La couleur du micro aigu affiche une bonne tendance pour les bas médiums ; assez mordant dans ses intentions, il manque un peu de brillance quand on l’emploie en double bobinage. Cette carence se corrige quand on le passe en simple, ce qui en soi reste une bonne alternative. Mais ce recours porte un léger préjudice au corps et à la puissance du son, il faudra donc trancher. Je trouve ce micro très intéressant dans sa catégorie, il est presque aussi incisif qu’un pavé Music Man et demeure bien plus souple que ce dernier.
Pour cet enregistrement, j’ai un petit peu peiné à accentuer le jeu, cette basse présentant des pics sonores (on peut parler de saturation) à certains endroits du manche. Les micros étant réglés un poil trop haut. Je ne suis pas spécialement bourru de la main droite, je n’en apprécie pas moins de pouvoir laisser mon jeu s’exprimer avec aisance. J’ai donc usé d’un tournevis pour résoudre la chose. Je suis presque arrivé à mes fins, sans parvenir à condamner tout à fait le mal. Je préconiserai donc de passer sur un jeu de cordes plus costaud et de changer les vis des micros, pour pouvoir les enfoncer un peu plus sans fausser leurs têtes. Elles sont un peu longues à mon goût.
Cet essai aboutit sur un constat assez positif. La Diamond P Custom IV, profite d’une réalisation correcte et d’une palette sonore variée. Le grain est efficace, dans bien des domaines, sans toutefois m’emballer. Du fait d’un manque certain de tempérament que j’avais (peut-être trop) espéré. Il faut croire qu’avec le temps, je deviens difficile.

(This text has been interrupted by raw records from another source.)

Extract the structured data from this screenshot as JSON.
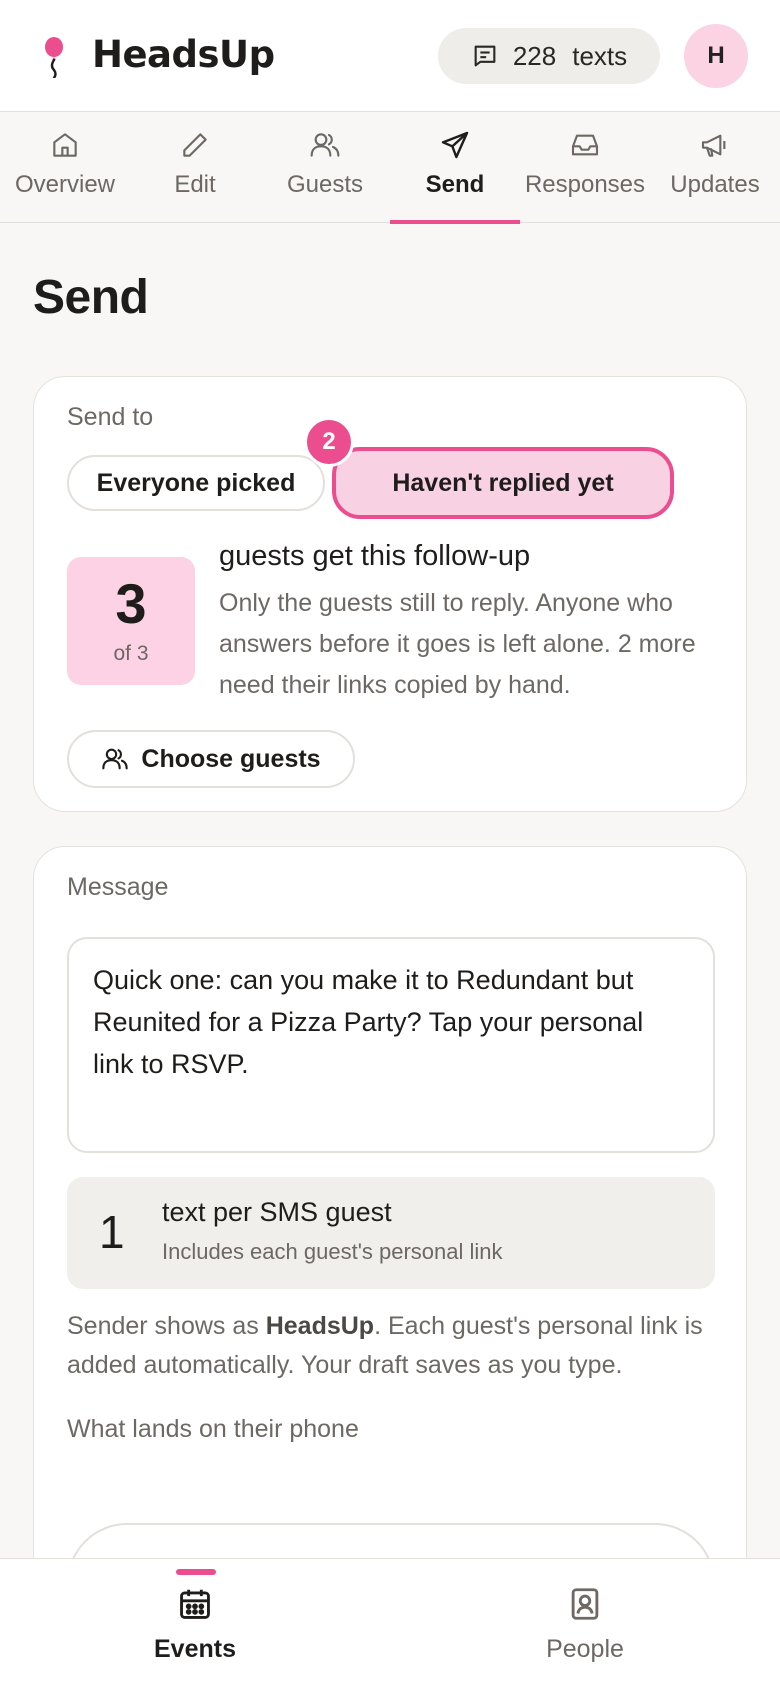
{
  "app": {
    "name": "HeadsUp",
    "texts_count": "228",
    "texts_label": "texts",
    "avatar_initial": "H",
    "accent_color": "#ec4d8e"
  },
  "tabs": [
    {
      "label": "Overview",
      "icon": "home-icon"
    },
    {
      "label": "Edit",
      "icon": "pencil-icon"
    },
    {
      "label": "Guests",
      "icon": "users-icon"
    },
    {
      "label": "Send",
      "icon": "send-icon",
      "active": true
    },
    {
      "label": "Responses",
      "icon": "inbox-icon"
    },
    {
      "label": "Updates",
      "icon": "megaphone-icon"
    }
  ],
  "page": {
    "title": "Send"
  },
  "send_to": {
    "label": "Send to",
    "options": [
      "Everyone picked",
      "Haven't replied yet"
    ],
    "selected": "Haven't replied yet",
    "step_badge": "2",
    "count": "3",
    "count_of": "of 3",
    "headline": "guests get this follow-up",
    "description": "Only the guests still to reply. Anyone who answers before it goes is left alone. 2 more need their links copied by hand.",
    "choose_button": "Choose guests"
  },
  "message": {
    "label": "Message",
    "text": "Quick one: can you make it to Redundant but Reunited for a Pizza Party? Tap your personal link to RSVP.",
    "sms_count": "1",
    "sms_title": "text per SMS guest",
    "sms_subtitle": "Includes each guest's personal link",
    "sender_prefix": "Sender shows as ",
    "sender_name": "HeadsUp",
    "sender_suffix": ". Each guest's personal link is added automatically. Your draft saves as you type.",
    "phone_label": "What lands on their phone"
  },
  "bottom_nav": [
    {
      "label": "Events",
      "icon": "calendar-icon",
      "active": true
    },
    {
      "label": "People",
      "icon": "contact-book-icon"
    }
  ]
}
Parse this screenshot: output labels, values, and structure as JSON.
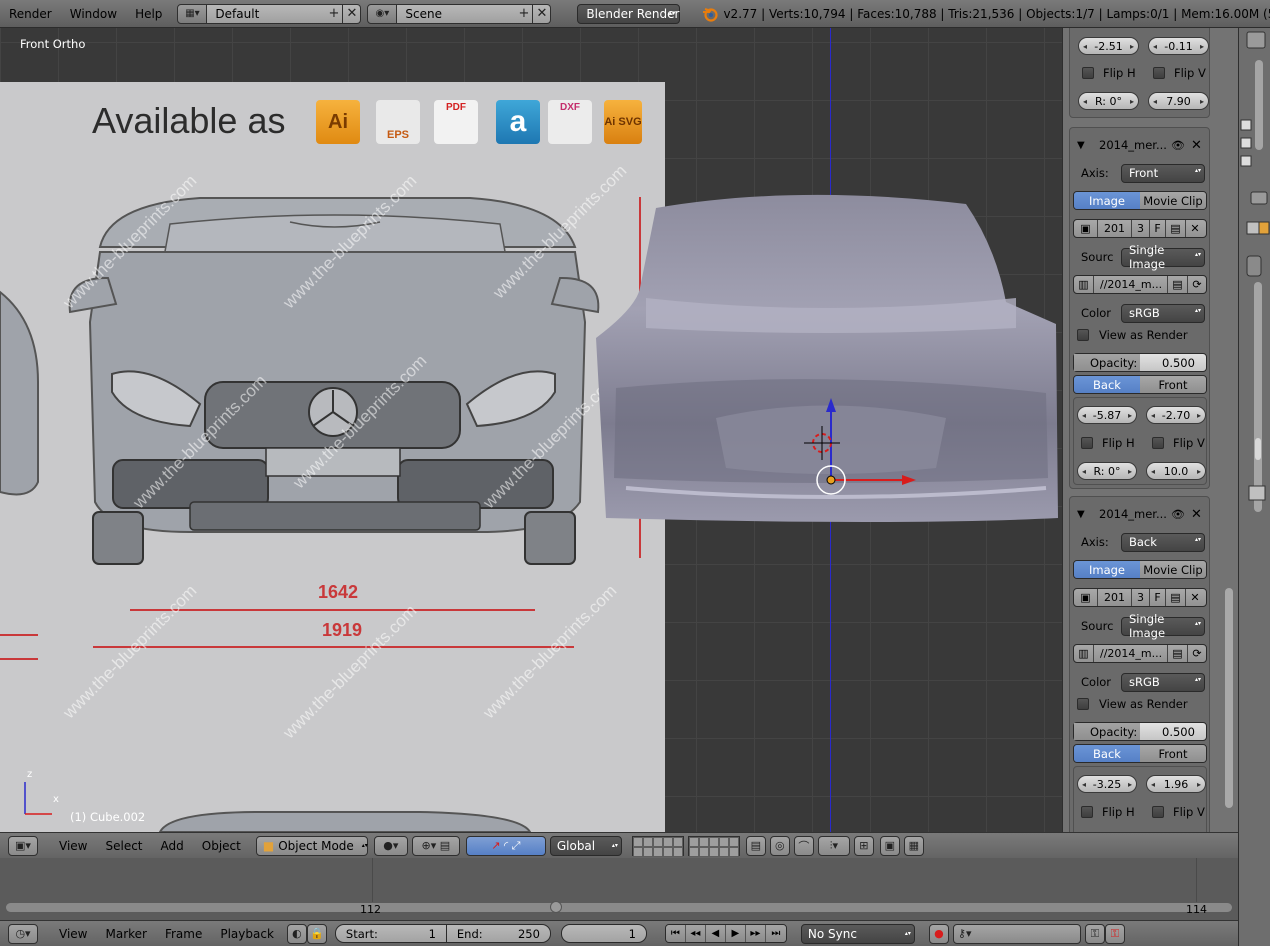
{
  "topbar": {
    "menus": [
      "Render",
      "Window",
      "Help"
    ],
    "layout": "Default",
    "scene": "Scene",
    "engine": "Blender Render",
    "stats": "v2.77 | Verts:10,794 | Faces:10,788 | Tris:21,536 | Objects:1/7 | Lamps:0/1 | Mem:16.00M (5.86M) | Cu"
  },
  "viewport": {
    "view_label": "Front Ortho",
    "object_label": "(1) Cube.002",
    "axis_z": "z",
    "axis_x": "x",
    "blueprint": {
      "heading": "Available as",
      "formats": [
        "Ai",
        "EPS",
        "PDF",
        "a",
        "DXF",
        "Ai SVG"
      ],
      "dim1": "1642",
      "dim2": "1919",
      "watermark": "www.the-blueprints.com"
    }
  },
  "properties": {
    "top_block": {
      "offset_x": "-2.51",
      "offset_y": "-0.11",
      "flip_h": "Flip H",
      "flip_v": "Flip V",
      "rotation": "R: 0°",
      "size": "7.90"
    },
    "blocks": [
      {
        "title": "2014_mer...",
        "axis_label": "Axis:",
        "axis": "Front",
        "tab_image": "Image",
        "tab_movie": "Movie Clip",
        "img_num": "201",
        "img_users": "3",
        "img_fake": "F",
        "source_label": "Sourc",
        "source": "Single Image",
        "path": "//2014_m...",
        "color_label": "Color",
        "color": "sRGB",
        "view_as_render": "View as Render",
        "opacity_label": "Opacity:",
        "opacity": "0.500",
        "opacity_fraction": 0.5,
        "side_back": "Back",
        "side_front": "Front",
        "offset_x": "-5.87",
        "offset_y": "-2.70",
        "flip_h": "Flip H",
        "flip_v": "Flip V",
        "rotation": "R: 0°",
        "size": "10.0"
      },
      {
        "title": "2014_mer...",
        "axis_label": "Axis:",
        "axis": "Back",
        "tab_image": "Image",
        "tab_movie": "Movie Clip",
        "img_num": "201",
        "img_users": "3",
        "img_fake": "F",
        "source_label": "Sourc",
        "source": "Single Image",
        "path": "//2014_m...",
        "color_label": "Color",
        "color": "sRGB",
        "view_as_render": "View as Render",
        "opacity_label": "Opacity:",
        "opacity": "0.500",
        "opacity_fraction": 0.5,
        "side_back": "Back",
        "side_front": "Front",
        "offset_x": "-3.25",
        "offset_y": "1.96",
        "flip_h": "Flip H",
        "flip_v": "Flip V"
      }
    ]
  },
  "view3d_header": {
    "menus": [
      "View",
      "Select",
      "Add",
      "Object"
    ],
    "mode": "Object Mode",
    "orientation": "Global"
  },
  "timeline": {
    "frame_left": "112",
    "frame_right": "114",
    "menus": [
      "View",
      "Marker",
      "Frame",
      "Playback"
    ],
    "start_label": "Start:",
    "start": "1",
    "end_label": "End:",
    "end": "250",
    "current": "1",
    "sync": "No Sync"
  },
  "colors": {
    "accent_blue": "#5680c6",
    "axis_red": "#d81c1c",
    "axis_blue": "#2a2acc",
    "blender_orange": "#e87d0d"
  }
}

- Micro grave, tonalite milieu00:28
- Micro aigu, tonalite milieu00:34
- Micro aigu, tonalite milieu, switch simple00:34
- Slap, 2 micros, tonalite max00:22
- Slap, 2 micros, tonalite max, switch simple00:22
- Mediator, 2 micros, tonalite max00:26
La douloureuse
Néanmoins, j’aurais du mal à relativiser mon jugement sur le tarif de cet instrument (930€, prix public conseillé). Clairement prohibitive à mes yeux, l’addition est lourde pour cette passive au manche vissé, fabriquée en Corée et vendue en carton. Encore une fois je n’ai rien contre les productions d’Incheon, on y travaille bien. Mais un prix se justifie, au regard du client et surtout vis-à-vis de la concurrence. C’est dommage, à quelques centaines d’euros près, cette Schecter deviendrait vraiment intéressante pour un large public.